È morta Alagba, la tartaruga che aveva 344 anni e curava i mali

La considerazione da parte degli abitanti del paese nigeriano era altissima, tanto che ad Alagba venivano riconosciute delle proprietà curative. Per i residenti di Ogbomoso si trattava di una tartaruga “sacra”, e non è certo un caso se la creatura viveva nella casa del capo tradizionale, Oba Oladunni Oyewumi.

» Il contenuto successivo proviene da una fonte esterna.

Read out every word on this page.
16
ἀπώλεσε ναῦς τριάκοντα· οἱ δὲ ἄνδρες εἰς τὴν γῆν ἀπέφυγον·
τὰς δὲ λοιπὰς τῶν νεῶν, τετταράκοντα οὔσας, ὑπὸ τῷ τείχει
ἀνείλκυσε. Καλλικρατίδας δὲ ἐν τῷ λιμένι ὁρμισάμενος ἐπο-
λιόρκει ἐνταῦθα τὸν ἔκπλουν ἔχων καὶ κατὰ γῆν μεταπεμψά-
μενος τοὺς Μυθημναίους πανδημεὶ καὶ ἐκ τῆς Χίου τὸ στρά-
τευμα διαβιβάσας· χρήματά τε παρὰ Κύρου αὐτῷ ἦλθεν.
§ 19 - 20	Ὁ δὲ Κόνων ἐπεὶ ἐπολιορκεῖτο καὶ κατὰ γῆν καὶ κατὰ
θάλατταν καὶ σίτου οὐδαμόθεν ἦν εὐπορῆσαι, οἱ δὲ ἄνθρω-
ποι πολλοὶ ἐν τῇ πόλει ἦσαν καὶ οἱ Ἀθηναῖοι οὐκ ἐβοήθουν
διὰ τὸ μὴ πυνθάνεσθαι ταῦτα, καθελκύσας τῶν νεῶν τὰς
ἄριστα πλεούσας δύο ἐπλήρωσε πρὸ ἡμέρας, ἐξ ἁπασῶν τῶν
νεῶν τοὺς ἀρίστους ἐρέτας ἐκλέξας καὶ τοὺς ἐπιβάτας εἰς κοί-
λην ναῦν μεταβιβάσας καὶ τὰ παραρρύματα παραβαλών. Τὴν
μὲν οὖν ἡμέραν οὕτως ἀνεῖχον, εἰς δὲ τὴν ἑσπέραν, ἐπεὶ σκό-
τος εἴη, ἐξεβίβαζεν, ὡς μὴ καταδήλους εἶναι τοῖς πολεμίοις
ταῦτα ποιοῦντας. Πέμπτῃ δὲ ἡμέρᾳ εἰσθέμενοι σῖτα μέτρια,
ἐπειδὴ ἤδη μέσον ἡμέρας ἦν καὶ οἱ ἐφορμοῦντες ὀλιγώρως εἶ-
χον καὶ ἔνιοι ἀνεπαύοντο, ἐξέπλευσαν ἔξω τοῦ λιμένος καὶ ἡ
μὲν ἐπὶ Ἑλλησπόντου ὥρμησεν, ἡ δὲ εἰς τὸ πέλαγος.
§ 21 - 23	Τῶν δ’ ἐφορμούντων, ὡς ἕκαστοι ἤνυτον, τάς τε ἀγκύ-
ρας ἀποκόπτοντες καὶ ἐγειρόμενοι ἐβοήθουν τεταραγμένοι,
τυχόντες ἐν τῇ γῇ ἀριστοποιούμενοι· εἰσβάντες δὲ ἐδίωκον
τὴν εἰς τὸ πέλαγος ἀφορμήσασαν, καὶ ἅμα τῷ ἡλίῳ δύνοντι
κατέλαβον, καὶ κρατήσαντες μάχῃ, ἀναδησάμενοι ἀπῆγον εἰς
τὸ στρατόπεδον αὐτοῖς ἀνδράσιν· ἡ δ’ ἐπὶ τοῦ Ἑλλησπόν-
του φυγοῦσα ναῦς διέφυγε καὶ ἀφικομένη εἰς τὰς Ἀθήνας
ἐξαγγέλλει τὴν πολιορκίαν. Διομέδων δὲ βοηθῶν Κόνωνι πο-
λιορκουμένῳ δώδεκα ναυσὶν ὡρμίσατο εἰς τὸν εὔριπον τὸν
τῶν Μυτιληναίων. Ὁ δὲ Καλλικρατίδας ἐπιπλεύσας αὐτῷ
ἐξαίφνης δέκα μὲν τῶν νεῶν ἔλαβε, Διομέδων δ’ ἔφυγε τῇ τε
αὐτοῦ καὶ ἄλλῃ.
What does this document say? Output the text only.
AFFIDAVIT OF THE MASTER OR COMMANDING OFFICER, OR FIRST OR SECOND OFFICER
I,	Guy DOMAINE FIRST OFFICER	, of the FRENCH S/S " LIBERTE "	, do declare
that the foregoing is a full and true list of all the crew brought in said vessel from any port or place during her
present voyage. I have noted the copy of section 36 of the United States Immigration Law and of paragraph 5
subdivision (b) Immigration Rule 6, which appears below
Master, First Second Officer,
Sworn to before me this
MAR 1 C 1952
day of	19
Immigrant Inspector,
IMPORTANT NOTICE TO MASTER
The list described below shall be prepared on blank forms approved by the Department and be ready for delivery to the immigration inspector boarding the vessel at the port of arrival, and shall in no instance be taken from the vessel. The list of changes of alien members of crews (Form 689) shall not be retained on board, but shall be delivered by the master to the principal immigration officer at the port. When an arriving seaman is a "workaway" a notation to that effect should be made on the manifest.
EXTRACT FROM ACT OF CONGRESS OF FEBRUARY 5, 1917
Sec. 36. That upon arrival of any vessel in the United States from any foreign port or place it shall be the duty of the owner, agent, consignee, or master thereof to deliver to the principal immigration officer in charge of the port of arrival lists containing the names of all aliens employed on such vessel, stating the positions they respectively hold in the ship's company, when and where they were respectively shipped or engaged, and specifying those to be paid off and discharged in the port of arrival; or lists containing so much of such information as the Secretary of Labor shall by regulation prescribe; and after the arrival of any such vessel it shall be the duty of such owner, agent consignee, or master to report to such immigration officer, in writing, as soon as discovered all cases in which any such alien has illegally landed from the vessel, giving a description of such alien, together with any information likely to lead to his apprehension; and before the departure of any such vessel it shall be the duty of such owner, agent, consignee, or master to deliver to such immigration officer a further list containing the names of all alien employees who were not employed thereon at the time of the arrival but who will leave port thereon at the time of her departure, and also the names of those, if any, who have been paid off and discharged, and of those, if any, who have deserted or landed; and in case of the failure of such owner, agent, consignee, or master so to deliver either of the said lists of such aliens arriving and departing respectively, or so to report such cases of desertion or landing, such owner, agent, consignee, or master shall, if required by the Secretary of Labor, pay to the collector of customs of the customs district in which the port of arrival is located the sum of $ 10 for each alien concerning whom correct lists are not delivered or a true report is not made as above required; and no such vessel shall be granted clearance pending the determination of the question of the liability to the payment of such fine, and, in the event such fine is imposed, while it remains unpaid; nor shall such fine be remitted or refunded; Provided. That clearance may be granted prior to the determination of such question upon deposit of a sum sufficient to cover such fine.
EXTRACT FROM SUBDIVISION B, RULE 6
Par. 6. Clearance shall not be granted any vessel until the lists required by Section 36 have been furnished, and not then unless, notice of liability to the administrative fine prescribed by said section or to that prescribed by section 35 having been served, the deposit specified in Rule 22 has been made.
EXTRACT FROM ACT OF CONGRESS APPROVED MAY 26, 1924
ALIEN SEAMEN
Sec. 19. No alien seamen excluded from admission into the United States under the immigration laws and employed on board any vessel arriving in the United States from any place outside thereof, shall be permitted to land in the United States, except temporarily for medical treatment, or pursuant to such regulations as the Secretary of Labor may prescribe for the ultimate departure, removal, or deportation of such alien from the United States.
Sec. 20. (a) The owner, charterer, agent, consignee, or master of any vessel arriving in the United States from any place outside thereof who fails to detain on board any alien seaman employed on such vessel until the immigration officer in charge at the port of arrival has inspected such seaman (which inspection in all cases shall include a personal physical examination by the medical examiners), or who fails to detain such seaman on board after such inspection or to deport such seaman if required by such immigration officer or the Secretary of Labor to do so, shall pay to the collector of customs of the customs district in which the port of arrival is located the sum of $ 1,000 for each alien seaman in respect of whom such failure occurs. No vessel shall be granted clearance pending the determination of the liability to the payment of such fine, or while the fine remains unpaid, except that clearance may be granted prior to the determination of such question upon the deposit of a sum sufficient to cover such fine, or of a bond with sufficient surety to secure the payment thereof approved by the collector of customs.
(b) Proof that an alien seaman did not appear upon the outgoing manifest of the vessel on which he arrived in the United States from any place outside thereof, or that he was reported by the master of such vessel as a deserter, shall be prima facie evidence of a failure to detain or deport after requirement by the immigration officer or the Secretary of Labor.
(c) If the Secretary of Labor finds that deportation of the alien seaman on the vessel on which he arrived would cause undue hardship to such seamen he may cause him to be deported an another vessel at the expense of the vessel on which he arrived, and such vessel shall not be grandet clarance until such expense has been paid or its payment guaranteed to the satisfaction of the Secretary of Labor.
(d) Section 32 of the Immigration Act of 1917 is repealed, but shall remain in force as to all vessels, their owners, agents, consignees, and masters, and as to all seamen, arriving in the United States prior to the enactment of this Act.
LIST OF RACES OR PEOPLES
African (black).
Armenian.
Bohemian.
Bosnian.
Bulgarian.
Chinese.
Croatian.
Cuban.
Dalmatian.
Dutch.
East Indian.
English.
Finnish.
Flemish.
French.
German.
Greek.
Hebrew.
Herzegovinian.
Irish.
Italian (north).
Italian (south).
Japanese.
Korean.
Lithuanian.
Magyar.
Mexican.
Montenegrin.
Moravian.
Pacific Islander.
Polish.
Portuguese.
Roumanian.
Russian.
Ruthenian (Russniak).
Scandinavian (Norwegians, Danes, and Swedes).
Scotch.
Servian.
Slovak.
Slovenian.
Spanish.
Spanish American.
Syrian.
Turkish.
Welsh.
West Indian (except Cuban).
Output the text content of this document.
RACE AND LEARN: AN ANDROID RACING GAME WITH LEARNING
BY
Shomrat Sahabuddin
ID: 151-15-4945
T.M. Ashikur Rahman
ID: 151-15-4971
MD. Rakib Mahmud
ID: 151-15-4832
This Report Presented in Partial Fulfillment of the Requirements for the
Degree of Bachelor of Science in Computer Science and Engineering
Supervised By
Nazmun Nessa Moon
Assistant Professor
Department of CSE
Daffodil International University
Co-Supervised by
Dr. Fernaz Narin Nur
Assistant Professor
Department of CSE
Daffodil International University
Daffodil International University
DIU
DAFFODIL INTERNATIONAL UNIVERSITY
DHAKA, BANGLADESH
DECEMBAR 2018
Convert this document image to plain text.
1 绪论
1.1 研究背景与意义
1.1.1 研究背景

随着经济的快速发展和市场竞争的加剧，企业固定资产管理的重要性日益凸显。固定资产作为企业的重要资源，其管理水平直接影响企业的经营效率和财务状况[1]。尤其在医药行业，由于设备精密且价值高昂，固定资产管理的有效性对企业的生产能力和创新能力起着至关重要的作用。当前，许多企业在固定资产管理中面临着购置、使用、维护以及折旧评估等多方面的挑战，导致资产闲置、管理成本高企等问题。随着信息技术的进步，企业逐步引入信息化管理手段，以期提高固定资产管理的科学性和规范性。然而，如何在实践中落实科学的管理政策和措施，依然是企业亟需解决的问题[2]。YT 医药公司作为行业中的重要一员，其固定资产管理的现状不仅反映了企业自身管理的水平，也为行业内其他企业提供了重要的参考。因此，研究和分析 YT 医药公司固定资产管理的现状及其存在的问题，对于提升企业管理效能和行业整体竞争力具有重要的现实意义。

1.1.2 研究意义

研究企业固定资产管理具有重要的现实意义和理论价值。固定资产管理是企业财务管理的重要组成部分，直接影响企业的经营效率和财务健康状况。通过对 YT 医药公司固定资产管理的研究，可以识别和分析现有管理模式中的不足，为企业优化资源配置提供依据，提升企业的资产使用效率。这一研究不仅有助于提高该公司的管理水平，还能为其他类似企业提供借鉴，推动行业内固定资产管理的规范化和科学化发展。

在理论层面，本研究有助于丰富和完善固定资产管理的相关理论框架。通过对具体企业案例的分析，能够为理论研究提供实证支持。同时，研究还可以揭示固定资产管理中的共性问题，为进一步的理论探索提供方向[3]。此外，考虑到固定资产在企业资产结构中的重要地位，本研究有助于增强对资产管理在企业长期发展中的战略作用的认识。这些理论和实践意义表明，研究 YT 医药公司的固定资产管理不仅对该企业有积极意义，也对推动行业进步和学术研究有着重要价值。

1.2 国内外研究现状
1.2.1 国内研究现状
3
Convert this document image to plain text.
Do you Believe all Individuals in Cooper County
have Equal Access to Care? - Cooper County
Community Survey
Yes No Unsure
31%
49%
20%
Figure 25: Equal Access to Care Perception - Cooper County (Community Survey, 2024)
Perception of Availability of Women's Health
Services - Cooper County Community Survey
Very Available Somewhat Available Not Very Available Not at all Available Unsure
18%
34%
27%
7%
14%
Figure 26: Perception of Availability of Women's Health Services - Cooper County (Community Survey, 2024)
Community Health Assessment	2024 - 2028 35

I suoi presunti poteri curativi facevano sì che molte persone si recassero nell’abitazione del capo per rendere omaggio alla tartaruga. Alagba viveva lì da ben tre secoli ed è sempre stato uno dei massimi punti di riferimento per tutti gli abitanti.

Alla notizia della sua morte, la tristezza ha invaso la comunità di Ogbomoso: a “spegnere” la creatura è stata una malattia, che è durata pochi giorni.

Le spoglie della tartaruga resteranno nel palazzo

I resti di Alagba verranno mantenuti nel palazzo, come annunciato dallo stesso proprietario: in questo modo, tutti coloro che vorranno continuare a rendere omaggio alla tartaruga potranno farlo senza problemi, e allo stesso modo i turisti incuriositi dal profondo legame tra Alagba e la comunità di Ogbomoso potranno recarsi qui per osservare da vicino le spoglie della straordinaria tartaruga.

È stato il noto esponente Peace Sojay a rivelare alla BBC di essere grato a Dio di essere riuscito a vedere Alagba prima della sua morte. Nonostante il decesso, una lunghissima fila di visitatori si è presentata al palazzo per vedere i resti di Alagba. In molti, sebbene non sia più in vita, le hanno comunque chiesto aiuto per guarire i propri mali.